Ana Escaso analyses an eventful week’s news in Spain, with the nation going through health care system cuts, the Catalan bid for independence and one of the most long-lasting newspaper director’s dismissal due to government pressure.
Referendum in Catalonia
On the 16th of January, the Parliament of Catalonia suggested a law proposition to Spanish Congress of Deputies with the aim of convening a referendum asking Catalan citizens for independence. The chosen date is the 9th of November and the questions are: Do you want Catalonia be considered as state? Do you want this state be independent?
Both Mariano Rajoy’s administration and the socialist opposition party have declared this referendum unconstitutional. The president of Catalonia, Artur Mas, has confirmed this referendum will take place but only if the Spanish government authorizes it.
According to El Pais, what is hidden under this provoking suggestion is a political manoeuvre to force the Spanish government to sit at the table and negotiate. The Catalan government then pretends to champion self-government through highlighting the current conditions and financial issues. However, the political debate has been lit up by ‘blackmails’ that have been shot from Madrid to Barcelona and vice verse; meanwhile, the Catalan society is more entrenched than ever in their aims to head towards independence. Although European Parliament has considered it a national issue, an independent state of Catalonia would be immediately expelled from the European Union and be forced to reapply.
Spanish princess Infanta Cristina
The youngest daughter of King Juan Carlos has been summoned by judge Jose Castro to testify in court over accusations of fraud and money-laundering, as part of the Noos case in which her husband is involved and also accused. The court date is next 8th of March.
Infanta Cristina’s economic activity has been monitored for eight months to prove that there is enough evidence to charge her. As it is detailed, there are indications that the Princess was clearly aware that Aizoon, the company she half shares with her husband, Iñaki Urdangarin, “must serve as scaffolding for the commission of tax offenses” and made fraudulent charges with company funds, El Periodico reports.
The Minister of Justice, Alberto Ruiz Gallardón, could have also been involved in Urdagarin’s business and could be called to testify shortly.
Anti abortion law reform
The same minister, Gallardon reformed Spanish abortion law last December. Free abortion is illegal as it was 30 years ago in Spain. This law can protect only cases of foetal anomalies that might damage women physically.
From Paris to Brussels, passing by Strasbourg, protests against Spanish abortion reforms are spreading out. Thousands of people gathered in front of the Spanish embassy in Belgium last Wednesday to protest and demand the freedom of decision for women.
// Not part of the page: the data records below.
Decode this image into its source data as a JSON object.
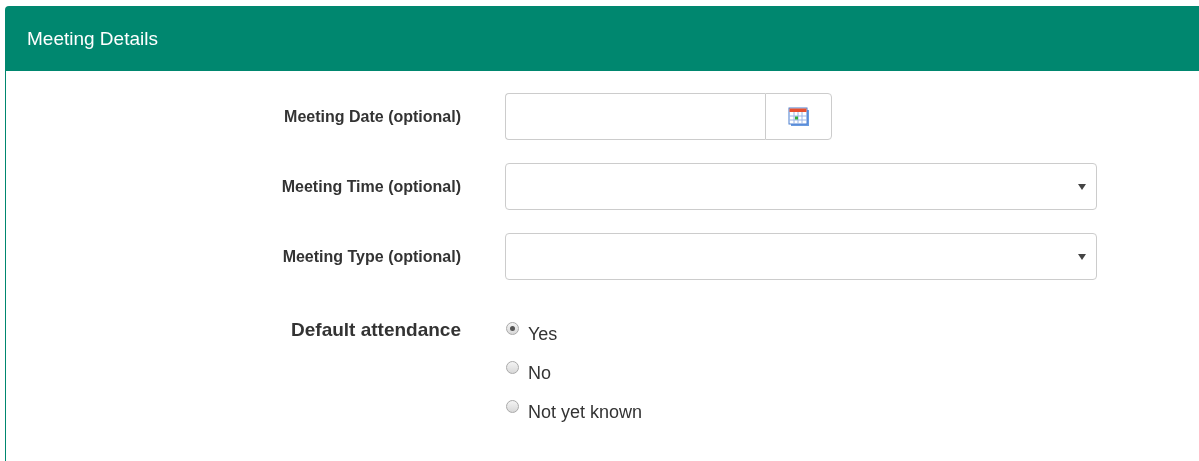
{
  "panel": {
    "title": "Meeting Details"
  },
  "fields": [
    {
      "kind": "date",
      "label": "Meeting Date (optional)"
    },
    {
      "kind": "select",
      "label": "Meeting Time (optional)"
    },
    {
      "kind": "select",
      "label": "Meeting Type (optional)"
    },
    {
      "kind": "radio",
      "label": "Default attendance",
      "options": [
        {
          "label": "Yes",
          "selected": true
        },
        {
          "label": "No",
          "selected": false
        },
        {
          "label": "Not yet known",
          "selected": false
        }
      ]
    }
  ]
}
As Eldiario.es reports, the Belgium and Spanish Socialist party with other organizations assembled the demonstration in which several members of the European Parliament participated expressing the rejection against abortion reform.
F.C. Barcelona’s scandal
Corruption has also reached the sporting spheres. The president of Sevilla F.C., Jose Maria Del Nido, was condemned 7 years in prison in 2011 and this time the president of F.C. Barcelona, Sandro Rosell, has been pushed to resign himself due to presumed tax irregularities in Barcelona player Neymar’s signing.
Rosell declared in his last news conference “an unfair and reckless accusation of misappropriation has resulted in a lawsuit against me in the High Court. From the beginning I said that the signing of Neymar Junior is correct and that recruitment has caused despair and envy of some of our adversaries”, news website Libertad Digital reports. However, Rosell confirmed his resignation to not damage the image of the Club.
Healthcare system cuts
Recently, the British Medical Journal has published an article on Spanish healthcare system reforms warning about the impact of its negative effects on Spanish society. The major changes made by the Spanish government are excluding undocumented immigrants from free health services or increasing the cost of access to certain medicines, as well as prosthetics and ambulance service.
British researchers pay special attention to Madrid and Catalonia, where “hospitals are being privatized, waiting time has increased, emergency services have been reduced and there are fewer surgical procedures”, news website El Confidencial showcases.
El Mundo is orphaned
The director of El Mundo, Pedro J. Ramirez, has accused the Spanish President, Mariano Rajoy, of forcing his dismissal. As Ramirez explained in his farewell speech to the newspaper’s staff, the chief executive has become the newspaper and himself “on his opponents, perhaps enemies”.
After 33 years as director of one of the biggest Spanish national newspapers, El mundo, which was founded by him, journalist Ignacio Escolar assesses the reasons why Pedro J. has been dismissed: the media company has terrifying losses that any editor can’t afford; secondly, pressures from government spheres — which disagree with the newspaper editorial line — have taken advantage of the economic weakness of El Mundo to depose the director.